Why threads can't fork

13 Oct 2014

There is an interesting thread on the Go issue tracker about daemonizing processes. Most of the thread is not about daemonizing processes though, but more about why Go has no Fork() function which you can call directly in your code. The first time I read through it I was wondering and saying to myself: “Yeah, why is there no Fork()? It surely can’t be that hard to implement.” After all you can already call system calls with the syscall package. As I read more and more I realized that the problem is not implementing Fork() per se, but rather implementing Fork() to work safely in a multi-threaded environment, which most Go programs are. So I tried to find out why.

And it turns out that the problem stems from the behaviour of fork(2) itself. Whenever a new child process is created with fork(2) the new process gets a new memory address space but everything in memory is copied from the old process (with copy-on-write that’s not 100% true, but the semantics are the same).

If we call fork(2) in a multi-threaded environment the thread doing the call is now the main-thread in the new process and all the other threads, which ran in the parent process, are dead. And everything they did was left exactly as it was just before the call to fork(2).

Now imagine that these other threads were happily doing their work before the call to fork(2) and a couple of milliseconds later they are dead. What if something these now-dead threads did was not meant to be left exactly as it was?

Let me give you an example. Let’s say our main thread (the one which is going to call fork(2)) was sleeping while we had lots of other threads happily doing some work. Allocating memory, writing to it, copying from it, writing to files, writing to a database and so on. They were probably allocating memory with something like malloc(3). Well, it turns out that malloc(3) uses a mutex internally to guarantee thread-safety. And exactly this is the problem.

What if one of these threads was using malloc(3) and has acquired the lock of the mutex in the exact same moment that the main-thread called fork(2)? In the new child process the lock is still held - by a now-dead thread, who will never return it.

The new child process will have no idea if it’s safe to use malloc(3) or not. In the worst case it will call malloc(3) and block until it acquires the lock, which will never happen, since the thread who’s supposed to return it is dead. And this is just malloc(3). Think about all the other possible mutexes and locks in database drivers, file handling libraries, networking libraries and so on.

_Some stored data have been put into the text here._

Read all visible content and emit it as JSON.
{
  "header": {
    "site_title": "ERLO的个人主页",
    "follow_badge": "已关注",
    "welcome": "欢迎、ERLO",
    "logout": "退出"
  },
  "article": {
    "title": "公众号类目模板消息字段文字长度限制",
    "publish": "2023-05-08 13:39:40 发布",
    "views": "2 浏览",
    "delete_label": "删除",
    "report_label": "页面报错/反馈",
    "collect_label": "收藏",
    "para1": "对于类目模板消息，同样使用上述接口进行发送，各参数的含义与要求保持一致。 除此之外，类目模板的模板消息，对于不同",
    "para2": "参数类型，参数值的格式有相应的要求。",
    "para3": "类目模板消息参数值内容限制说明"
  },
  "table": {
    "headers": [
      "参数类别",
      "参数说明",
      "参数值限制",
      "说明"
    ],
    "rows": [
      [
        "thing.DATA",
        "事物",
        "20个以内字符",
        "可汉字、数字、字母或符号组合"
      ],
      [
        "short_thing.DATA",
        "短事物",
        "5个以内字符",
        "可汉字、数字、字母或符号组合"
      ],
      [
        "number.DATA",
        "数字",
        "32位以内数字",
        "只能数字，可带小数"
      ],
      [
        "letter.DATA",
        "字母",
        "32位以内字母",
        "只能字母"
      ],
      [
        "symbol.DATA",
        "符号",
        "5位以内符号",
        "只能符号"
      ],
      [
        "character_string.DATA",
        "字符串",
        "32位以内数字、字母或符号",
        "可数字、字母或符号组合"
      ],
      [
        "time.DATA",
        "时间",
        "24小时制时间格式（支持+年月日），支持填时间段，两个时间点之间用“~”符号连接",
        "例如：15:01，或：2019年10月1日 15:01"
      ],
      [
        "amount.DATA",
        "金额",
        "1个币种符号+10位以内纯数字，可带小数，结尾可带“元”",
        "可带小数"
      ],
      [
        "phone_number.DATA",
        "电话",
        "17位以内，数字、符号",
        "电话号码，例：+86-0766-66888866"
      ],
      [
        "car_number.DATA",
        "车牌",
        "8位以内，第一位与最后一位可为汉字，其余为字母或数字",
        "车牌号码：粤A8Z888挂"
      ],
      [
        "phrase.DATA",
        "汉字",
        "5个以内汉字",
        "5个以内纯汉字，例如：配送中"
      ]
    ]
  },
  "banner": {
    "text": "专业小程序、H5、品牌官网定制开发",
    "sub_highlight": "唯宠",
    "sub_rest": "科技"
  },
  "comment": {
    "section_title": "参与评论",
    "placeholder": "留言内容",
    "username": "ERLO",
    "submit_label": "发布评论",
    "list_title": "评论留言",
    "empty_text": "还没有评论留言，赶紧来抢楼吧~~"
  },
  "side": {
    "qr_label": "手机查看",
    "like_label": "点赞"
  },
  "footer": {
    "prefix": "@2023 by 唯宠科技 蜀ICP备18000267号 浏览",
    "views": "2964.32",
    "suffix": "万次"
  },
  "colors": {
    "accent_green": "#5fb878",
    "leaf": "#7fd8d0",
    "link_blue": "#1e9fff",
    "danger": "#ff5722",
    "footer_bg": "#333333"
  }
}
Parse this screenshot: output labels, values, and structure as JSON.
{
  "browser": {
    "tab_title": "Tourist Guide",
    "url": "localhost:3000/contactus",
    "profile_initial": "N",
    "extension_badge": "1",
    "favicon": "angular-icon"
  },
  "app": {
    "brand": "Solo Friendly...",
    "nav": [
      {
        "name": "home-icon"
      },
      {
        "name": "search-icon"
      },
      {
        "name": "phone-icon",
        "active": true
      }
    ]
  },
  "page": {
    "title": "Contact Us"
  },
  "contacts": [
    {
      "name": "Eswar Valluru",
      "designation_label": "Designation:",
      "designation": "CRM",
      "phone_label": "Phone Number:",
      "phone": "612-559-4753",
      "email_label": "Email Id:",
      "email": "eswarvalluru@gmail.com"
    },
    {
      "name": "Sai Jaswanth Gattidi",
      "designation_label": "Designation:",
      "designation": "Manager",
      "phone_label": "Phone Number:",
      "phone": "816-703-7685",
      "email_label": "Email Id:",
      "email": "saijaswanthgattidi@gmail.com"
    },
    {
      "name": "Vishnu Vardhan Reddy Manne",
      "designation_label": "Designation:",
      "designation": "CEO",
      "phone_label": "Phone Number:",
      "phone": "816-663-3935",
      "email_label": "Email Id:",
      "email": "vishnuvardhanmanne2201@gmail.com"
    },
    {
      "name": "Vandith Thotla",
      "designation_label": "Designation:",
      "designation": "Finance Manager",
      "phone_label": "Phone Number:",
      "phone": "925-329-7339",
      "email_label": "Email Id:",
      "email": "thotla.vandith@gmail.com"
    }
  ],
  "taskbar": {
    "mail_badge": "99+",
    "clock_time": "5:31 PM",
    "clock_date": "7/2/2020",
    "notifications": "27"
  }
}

In order to call fork(2) in a safe way the calling thread would need to be absolutely sure that all the other threads are to fork too. And this is hard, especially if you’re going to implement a wrapper around fork(2) in a library and have no idea what’s going to be happening all around you.

If the new child process is going to be turned into a different process with execve(2) the problem is not that big, since the heap, stack and data will be replaced. That’s why there is a os.StartProcess() in Go, which uses fork(2) under the hood (see line 65 here). There is still the problem of open file descriptors, which the new child process will inherit but were intended to be used only a now-dead thread. But it’s still possible to close them up, since the new child process would have direct access.

Now you might realize that the title of this post is a lie, since threads can fork. But in practice it’s really hard to pull off, which explains why the Go issue mentioned at the beginning is nearly 5 years old.

There are of course a couple of attempts to provide a solution. [pthread_atfork(3)][http://linux.die.net/man/3/pthread_atfork] allows users to register handlers in threads to be called right before and after fork. But as you can imagine, this can be cumbersome too. Solaris has forkall(2), which does not kill the non-forking-threads but keeps them alive and doing exactly what they did before. This behaviour comes with its own share of problems:

if a thread calls forkall(), the parent thread performing I/O to a file is replicated in the child process. Both copies of the thread will continue performing I/O to the same file, one in the parent and one in the child, leading to malfunctions or file corruption.

To conclude: yes, the title is a lie, and yes, you can fork(2) in a multi-threaded environment, but it is really, really difficult to pull off safely. So let’s just say that threads can’t fork and leave it at that.